Published — Thursday 15 November 2012
Last update 16 November 2012 3:29 pm
RIYADH: An art exhibition titled “Hidden Voices: Art Through the Eyes of Challenged Youth” opened in the lobby of the Faisaliah Tower in Riyadh on Saturday.
The Deutsche Bank, through its Middle East Foundation, sponsored the show, in aid of the Intellectual Education Institute for Girls in East Riyadh.
The artwork was created by children and youth with intellectual, physical, communication and behavioral challenges. Many of the artists and their families joined clients and staff of Deutsch Bank at the glamorous opening ceremony.
Jamal Alkishi, chief executive officer of Deutsche Securities Saudi Arabia, said each year the Middle East Foundation funds a number of worthy causes from education and arts to sustainability and volunteering. This year the foundation partnered with the institute to sponsor the two-week art show, which runs to Nov. 23.

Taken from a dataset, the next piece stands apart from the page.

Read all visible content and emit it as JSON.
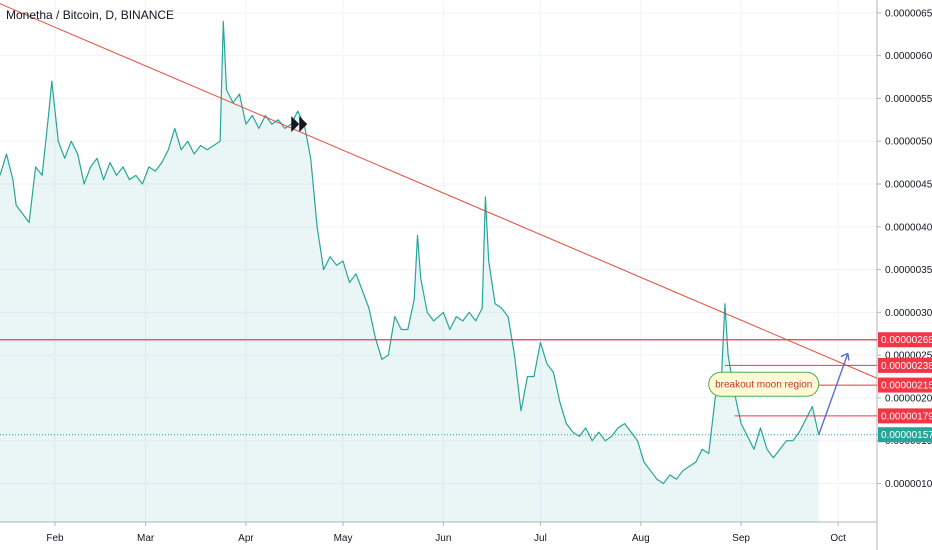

Dina Fatani, an art teacher at the institute worked with her grade 10 and 11 students to create the artwork on display.
“The inspiration behind the show was to introduce our students to renowned artists, who have painted bold and memorable pieces of art and allow them to display their artistic ability by re-imagining these pieces in their own style,” Fatani said.
Their interpretation of the work of Picasso, Van Gogh, Kandinsky and Klimt was reflected through each student’s individual and unique perspective.
The artwork will be auctioned at the end of the show and the money raised will benefit the institution.
The bank’s Middle East Foundation donated a Tobii C12 communication device to the institution. The device enables individuals, who are unable to speak or have difficulty speaking, to communicate digitally by eye gaze or by touch.
Fatani thanked the bank’s Middle East Foundation for the donation and “for providing these girls with the opportunity to display their artistic abilities in their own style. In addition, having the Tobii C12 device would improve the life of these girls by enhancing their communication skills and allowing them to be participate more in their community.”
Michael Lerner, head of communications for the Middle East and North Africa, said: “It gives us great pleasure to be part of this wonderful cooperation. With the growing importance of Saudi Arabia for our business in the MENA region, it was one of the Foundation’s core desires to give back to the Saudi Arabian community.”
Founded in 1971, the Intellectual Education Institute in East Riyadh provides education and health services to children and youth with physical, developmental, and behavioral disorders such as autism, Down syndrome and cerebral palsy.